Robert Aleksandrovich Schlegel (Роберт Александрович Шлегель; born 17 December 1984 in Ashkhabad, Turkmen SSR) is a former United Russia politician who sat in the State Duma from 2007 to 2016, emerging from the pro-Kremlin youth movement Nashi to become an advocate of internet and media regulation. After leaving parliament he resettled in Munich, obtained German citizenship, and in 2023 publicly condemned Russia’s invasion of Ukraine.

==Early life and education==
Russian press identified Schlegel in 2007 as a 21-year-old former Nashi press-secretary who declared almost no assets when he entered United Russia’s federal list. His formative political experience inside Nashi’s media department later shaped his focus on information policy.

==Political career==
Schlegel was elected to the 5th State Duma in 2007 and re-elected in 2011, sitting on the Committee on Information Policy, Information Technologies and Communications and chairing its expert council on e-parliament initiatives.
He defended a sexually suggestive United Russia video during the 2011 campaign, stating that “youth understand such ads.”

In 2012 he dismissed anti-corruption activist Alexei Navalny as “totally without substance.”

Schlegel co-authored bills such as the 2012 ban on U.S. adoptions of Russian orphans and early drafts criminalising “fake news,” and promoted the so-called “Google tax” on foreign IT firms.
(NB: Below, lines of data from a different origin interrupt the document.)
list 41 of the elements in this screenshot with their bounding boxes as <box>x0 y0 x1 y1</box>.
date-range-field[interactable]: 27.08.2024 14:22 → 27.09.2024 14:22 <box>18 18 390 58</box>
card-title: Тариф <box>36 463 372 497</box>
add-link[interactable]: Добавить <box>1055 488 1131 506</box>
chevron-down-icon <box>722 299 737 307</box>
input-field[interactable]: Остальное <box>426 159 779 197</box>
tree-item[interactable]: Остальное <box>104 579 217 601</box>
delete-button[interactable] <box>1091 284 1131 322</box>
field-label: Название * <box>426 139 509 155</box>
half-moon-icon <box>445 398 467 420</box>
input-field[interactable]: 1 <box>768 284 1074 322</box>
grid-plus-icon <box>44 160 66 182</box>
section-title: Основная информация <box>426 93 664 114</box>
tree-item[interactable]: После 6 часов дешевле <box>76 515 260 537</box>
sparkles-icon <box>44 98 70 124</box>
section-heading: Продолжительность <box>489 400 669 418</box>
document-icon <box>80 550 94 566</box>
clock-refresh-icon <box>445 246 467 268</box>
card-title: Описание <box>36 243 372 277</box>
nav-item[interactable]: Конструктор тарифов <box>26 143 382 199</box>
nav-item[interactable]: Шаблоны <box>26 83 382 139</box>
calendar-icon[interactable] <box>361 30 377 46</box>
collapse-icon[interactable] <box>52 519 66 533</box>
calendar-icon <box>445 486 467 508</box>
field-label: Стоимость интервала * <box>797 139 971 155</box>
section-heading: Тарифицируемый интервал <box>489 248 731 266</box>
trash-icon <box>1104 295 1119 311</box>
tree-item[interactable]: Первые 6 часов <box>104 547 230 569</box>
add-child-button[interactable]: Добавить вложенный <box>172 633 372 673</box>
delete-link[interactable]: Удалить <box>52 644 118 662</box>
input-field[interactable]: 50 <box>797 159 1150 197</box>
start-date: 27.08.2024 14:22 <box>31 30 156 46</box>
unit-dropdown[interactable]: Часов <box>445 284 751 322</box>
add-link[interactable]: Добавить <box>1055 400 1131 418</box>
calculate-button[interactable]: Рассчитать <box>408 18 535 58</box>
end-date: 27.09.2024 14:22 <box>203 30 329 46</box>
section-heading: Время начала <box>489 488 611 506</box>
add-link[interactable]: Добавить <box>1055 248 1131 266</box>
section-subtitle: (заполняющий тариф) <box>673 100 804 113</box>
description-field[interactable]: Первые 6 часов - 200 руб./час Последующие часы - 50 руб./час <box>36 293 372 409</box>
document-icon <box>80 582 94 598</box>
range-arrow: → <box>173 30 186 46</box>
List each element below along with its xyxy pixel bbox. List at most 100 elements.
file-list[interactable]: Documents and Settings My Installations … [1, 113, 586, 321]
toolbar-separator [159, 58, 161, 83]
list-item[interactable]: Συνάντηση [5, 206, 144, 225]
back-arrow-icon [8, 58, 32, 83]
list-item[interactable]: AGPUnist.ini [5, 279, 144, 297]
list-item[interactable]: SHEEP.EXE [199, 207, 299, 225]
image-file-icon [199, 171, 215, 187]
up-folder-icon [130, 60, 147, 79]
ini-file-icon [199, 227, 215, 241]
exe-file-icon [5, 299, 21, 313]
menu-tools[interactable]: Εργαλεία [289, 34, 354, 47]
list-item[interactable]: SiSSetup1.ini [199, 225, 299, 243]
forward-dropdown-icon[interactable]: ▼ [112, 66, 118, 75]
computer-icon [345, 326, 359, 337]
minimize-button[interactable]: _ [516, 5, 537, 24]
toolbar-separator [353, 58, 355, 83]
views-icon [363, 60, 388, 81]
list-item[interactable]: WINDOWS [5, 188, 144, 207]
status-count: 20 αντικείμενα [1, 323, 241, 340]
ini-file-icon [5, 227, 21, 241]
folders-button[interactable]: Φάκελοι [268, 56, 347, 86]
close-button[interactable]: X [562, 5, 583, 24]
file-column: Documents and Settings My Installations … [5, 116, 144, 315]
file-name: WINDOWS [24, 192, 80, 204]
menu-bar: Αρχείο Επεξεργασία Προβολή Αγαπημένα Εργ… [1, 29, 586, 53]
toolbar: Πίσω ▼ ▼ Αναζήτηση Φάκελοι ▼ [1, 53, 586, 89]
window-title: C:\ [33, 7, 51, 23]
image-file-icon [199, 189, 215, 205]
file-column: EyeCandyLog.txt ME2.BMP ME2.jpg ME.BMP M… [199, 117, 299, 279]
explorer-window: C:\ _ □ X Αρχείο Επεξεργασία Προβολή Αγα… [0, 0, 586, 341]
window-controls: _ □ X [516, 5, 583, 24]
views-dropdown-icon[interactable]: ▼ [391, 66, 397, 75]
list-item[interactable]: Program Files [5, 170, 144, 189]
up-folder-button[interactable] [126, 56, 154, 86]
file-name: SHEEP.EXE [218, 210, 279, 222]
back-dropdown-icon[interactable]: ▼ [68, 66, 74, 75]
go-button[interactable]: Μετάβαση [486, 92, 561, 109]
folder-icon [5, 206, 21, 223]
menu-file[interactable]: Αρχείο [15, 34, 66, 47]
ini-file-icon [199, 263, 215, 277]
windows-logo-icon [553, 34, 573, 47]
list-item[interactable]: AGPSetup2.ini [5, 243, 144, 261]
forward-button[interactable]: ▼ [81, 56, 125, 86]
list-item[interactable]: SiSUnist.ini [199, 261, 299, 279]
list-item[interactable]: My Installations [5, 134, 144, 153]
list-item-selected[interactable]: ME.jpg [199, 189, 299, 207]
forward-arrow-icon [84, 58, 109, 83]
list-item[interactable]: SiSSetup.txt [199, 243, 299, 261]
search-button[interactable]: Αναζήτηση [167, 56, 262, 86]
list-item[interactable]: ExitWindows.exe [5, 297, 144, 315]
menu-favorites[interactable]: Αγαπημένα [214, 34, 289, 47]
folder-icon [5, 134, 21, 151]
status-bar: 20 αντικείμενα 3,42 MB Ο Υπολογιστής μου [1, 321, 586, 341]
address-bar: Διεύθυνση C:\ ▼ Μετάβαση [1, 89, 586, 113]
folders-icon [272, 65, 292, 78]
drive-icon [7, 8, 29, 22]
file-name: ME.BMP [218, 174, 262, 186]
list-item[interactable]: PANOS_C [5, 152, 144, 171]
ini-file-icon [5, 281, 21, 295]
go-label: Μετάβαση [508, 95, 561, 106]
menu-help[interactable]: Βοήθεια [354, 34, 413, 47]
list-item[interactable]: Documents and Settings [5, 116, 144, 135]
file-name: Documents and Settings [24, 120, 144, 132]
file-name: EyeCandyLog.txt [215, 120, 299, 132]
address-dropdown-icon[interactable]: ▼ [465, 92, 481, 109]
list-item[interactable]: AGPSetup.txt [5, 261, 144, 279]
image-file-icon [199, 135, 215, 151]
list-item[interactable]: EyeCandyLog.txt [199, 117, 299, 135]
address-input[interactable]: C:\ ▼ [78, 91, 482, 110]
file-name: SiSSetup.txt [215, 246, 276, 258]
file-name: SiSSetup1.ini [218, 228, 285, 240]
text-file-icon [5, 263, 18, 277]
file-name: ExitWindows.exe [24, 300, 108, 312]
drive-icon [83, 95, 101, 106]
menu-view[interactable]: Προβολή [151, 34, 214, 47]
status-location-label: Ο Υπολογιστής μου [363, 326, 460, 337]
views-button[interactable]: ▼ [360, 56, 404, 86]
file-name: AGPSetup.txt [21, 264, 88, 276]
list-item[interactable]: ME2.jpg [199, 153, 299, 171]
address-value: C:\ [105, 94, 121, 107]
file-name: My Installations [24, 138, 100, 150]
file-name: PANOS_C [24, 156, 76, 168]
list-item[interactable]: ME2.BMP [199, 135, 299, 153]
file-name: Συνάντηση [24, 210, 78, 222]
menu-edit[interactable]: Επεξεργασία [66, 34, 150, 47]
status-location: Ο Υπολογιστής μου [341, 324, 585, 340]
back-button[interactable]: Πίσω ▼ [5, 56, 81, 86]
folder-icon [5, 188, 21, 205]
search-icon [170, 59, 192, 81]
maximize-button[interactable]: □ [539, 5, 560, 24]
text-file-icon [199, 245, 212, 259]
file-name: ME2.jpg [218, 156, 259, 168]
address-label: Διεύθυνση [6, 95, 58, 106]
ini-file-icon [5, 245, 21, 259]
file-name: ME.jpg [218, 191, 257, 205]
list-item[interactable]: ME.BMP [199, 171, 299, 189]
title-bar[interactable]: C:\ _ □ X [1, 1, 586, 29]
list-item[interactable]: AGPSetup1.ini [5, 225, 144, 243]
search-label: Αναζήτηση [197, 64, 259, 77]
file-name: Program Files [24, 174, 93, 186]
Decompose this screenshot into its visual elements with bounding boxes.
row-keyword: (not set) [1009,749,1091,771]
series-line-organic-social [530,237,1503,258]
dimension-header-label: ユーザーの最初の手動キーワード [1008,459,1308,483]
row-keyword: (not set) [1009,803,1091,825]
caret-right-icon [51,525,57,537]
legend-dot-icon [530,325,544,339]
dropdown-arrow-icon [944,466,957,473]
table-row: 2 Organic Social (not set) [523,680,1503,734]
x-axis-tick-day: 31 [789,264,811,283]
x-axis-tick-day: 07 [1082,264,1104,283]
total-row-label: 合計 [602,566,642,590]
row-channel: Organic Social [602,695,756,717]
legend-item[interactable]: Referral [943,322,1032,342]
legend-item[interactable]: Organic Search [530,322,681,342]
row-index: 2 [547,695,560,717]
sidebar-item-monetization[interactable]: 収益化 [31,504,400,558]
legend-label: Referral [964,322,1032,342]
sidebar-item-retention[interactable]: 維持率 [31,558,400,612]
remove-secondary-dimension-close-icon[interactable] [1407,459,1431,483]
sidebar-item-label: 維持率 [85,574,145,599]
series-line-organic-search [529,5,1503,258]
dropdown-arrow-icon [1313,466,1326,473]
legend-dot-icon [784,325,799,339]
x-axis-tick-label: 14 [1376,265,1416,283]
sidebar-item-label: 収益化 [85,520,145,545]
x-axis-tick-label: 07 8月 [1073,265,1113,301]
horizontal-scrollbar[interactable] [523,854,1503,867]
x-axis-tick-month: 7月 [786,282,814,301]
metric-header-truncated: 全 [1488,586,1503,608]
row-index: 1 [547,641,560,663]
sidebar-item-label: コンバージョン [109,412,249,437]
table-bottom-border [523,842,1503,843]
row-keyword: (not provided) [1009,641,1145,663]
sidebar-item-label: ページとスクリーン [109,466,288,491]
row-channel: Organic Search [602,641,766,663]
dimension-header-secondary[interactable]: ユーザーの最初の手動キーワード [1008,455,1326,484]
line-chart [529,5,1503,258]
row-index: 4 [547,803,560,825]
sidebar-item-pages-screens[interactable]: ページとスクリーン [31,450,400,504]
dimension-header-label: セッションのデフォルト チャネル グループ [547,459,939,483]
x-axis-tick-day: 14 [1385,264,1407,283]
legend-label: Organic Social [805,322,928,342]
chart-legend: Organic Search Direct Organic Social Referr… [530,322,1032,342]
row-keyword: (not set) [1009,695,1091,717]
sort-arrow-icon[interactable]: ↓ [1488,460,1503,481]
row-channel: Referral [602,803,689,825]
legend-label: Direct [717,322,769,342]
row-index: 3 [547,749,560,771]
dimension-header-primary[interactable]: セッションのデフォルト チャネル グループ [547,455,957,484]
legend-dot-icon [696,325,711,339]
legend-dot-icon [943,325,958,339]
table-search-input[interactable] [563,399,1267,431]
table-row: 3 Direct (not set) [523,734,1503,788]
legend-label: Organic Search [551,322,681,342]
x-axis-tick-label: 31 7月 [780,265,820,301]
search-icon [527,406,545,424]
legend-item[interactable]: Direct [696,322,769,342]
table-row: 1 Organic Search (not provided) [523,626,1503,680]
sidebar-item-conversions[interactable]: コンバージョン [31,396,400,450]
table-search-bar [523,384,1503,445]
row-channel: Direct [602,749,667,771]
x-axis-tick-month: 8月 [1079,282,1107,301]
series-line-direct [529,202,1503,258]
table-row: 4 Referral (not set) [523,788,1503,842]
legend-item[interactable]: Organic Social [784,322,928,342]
The following year he supported offering asylum to Edward Snowden.

In 2016 he criticised Ramzan Kadyrov for invoking Stalin-era rhetoric against domestic opponents.

==Emigration==
Deciding not to run in 2016, Schlegel moved with his family to Munich through Germany’s ethnic-German resettlement programme. A Süddeutsche Zeitung investigation reported that he was briefly hired by the Swiss cybersecurity firm Acronis before concerns about his political past led to suspension. In an interview with Meduza he cited family ties to Volga Germans and a wish for his children “to be representatives of two cultures.”

==Political views==
While in office Schlegel backed nationalist, conservative measures, including restrictions on foreign NGOs and praise for cyber-attacks on Estonia. After relocating he expressed regret for past votes and, in 2023, labelled Russia’s full-scale invasion of Ukraine “a war that no one but Vladimir Putin needed.”